BYU Ed Dept and NRMERA
Susie Schnell found yet another connection for BYU’s Education Department. This time it’s the organization NRMERA (Northern Rocky Mountain Educational Research Association) and their home page contains this message from the organization’s 2011 president, BYU Education Department professor Pamela Cantrell.
Message From the President:
In deciding our theme for NRMERA 2011, I was very influenced by the following quote by William Ayers:
“Thoughtfulness requires wide- awakeness– a willingness to look at the conditions of our lives, to consider alternatives and different possibilities, to challenge received wisdom and the taken for granted, and to link our conduct with our consciousness.”
Our teaching profession often rallies around the “best practice” cry, framing it as an end result, a set of competencies to be met before best practice can be claimed. Some researchers talk about “owning” a given number of best practice principles and warn that if not perfected, the principles may just become another set of unproductive rituals that are mindlessly applied just to meet best practice criteria. What often happens is these principles are placed on a shelf, we glance at them once in awhile, maybe we take one out for a spin now and then, but we largely ignore them and perhaps feel a bit guilty and overwhelmed by the magnitude of achieving all of them.
What I like about the Ayres quote is that it suggests a willingness to evaluate where we are, and then take action that aligns with our personal philosophies. Those actions may be incremental—moving us step by step at our own pace—guilt-free–toward better alignment between where we are and where we hope to be. In our very busy and productive lives, what I think is needed is a measured personal effort inspired by hope and optimism that will lead us…
Toward Better Practice
Helping to frame our 2011 Conference around this theme will be our Keynote Speaker, Robert V. Bullough, Jr., eminent scholar and colleague, Professor of Teacher Education, Association Director of the Center for the Improvement of Teacher Education and Schooling (CITES), Brigham Young University, and Emeritus Professor of Educational Studies, University of Utah. His most recent books include (with Craig Kridel), Stories of the Eight-Year Study: Reexamining Secondary Education in America (SUNY Press, 2007) andCounternarratives: Studies of Teacher Education, and Becoming and Being a Teacher, also from SUNY Press (2008).
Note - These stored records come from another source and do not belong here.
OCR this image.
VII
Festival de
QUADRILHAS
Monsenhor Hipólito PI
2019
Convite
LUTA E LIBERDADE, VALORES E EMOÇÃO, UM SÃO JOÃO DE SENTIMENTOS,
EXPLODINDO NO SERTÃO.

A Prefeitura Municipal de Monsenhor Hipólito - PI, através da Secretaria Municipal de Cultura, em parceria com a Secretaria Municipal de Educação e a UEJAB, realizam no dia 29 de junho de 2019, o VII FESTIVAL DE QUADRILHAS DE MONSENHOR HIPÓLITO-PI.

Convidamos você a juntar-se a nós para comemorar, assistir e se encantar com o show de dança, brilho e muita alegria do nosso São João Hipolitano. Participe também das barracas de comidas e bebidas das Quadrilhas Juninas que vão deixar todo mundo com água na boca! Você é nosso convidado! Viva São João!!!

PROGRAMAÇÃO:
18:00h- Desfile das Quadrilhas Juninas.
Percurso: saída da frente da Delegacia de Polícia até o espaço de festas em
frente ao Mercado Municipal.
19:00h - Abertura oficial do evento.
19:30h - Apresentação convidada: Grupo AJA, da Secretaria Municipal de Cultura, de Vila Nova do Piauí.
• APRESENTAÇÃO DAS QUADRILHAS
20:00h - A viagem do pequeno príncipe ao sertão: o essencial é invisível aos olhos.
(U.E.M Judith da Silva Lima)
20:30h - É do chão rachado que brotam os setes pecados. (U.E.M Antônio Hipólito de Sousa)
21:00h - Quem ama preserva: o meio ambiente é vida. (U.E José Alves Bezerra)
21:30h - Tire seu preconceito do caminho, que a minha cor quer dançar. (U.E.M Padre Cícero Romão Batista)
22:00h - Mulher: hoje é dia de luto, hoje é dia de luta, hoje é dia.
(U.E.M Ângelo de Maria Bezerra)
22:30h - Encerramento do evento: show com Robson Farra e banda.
Pamela Cantrell, 2011 NRMERA President
Robert Bullough at BYU, is also good friends with Bill Ayers, pictured here together (Ayers on the left sporting the communist star, Craig Kridel in the center, Robert Bullough on the right):

Why do so many BYU Education Department professors have an infatuation with Bill Ayers and other people who want to tear down our country and our God-centered morals? Yesterday’s post showed BYU’s professors on the board of directors of NAME, an organization that wants to educate children in the classroom in order to END heterosexism. This must end. I’m certainly not perfect, but this whole situation brings to mind this scripture:
Mormon 8:38 “O ye pollutions, ye hypocrites, ye teachers, who sell yourselves for that which will canker, why have ye polluted the holy church of God? Why are ye ashamed to take upon you the name of Christ? Why do ye not think that greater is the value of an endless happiness than that misery which never dies-because of the praise of the world?”
You can’t mix Korihor’s doctrine with Christ’s and come up with a perfect blend of educational ideas.
President Joseph F. Smith said, “There are three dangers that threaten the church from within, and the authorities need to awaken to the fact that the people should be warned unceasingly against them. As I see them, they are flattery of prominent men in the world, false educational ideas, and sexual impurity.”
I have previously posted this quote and declared that the first two of those notions were being fulfilled by BYU’s Education Department’s involvement with John Goodlad’s NNER and the accolades he was bestowing on them to help them continue to feel good about promoting his transformational agenda. With yesterday’s news about NAME’s goals and BYU Education Department professors being on the board of that organization, I have to say all three are now unfortunately in play. Even if BYU’s Education Department says, “oh, we only take the good from these organizations and people and ignore the bad,” they give full credibility to such organizations by lending the name Brigham Young University to the list of institutions partnered with these organizations, sitting on their boards, and presenting at their conferences. Brigham Young must be rolling in his grave along with David O. McKay.
With BYU’s education program training so many teachers who are then placed into our schools, we are seeing the fulfillment of Abraham Lincoln’s statement, ”the philosophy of the school room in one generation will be the philosophy of government in the next.”
My apologies to anyone in the Education Department at BYU who understands these problems but is silenced by the politics of your own personal situation.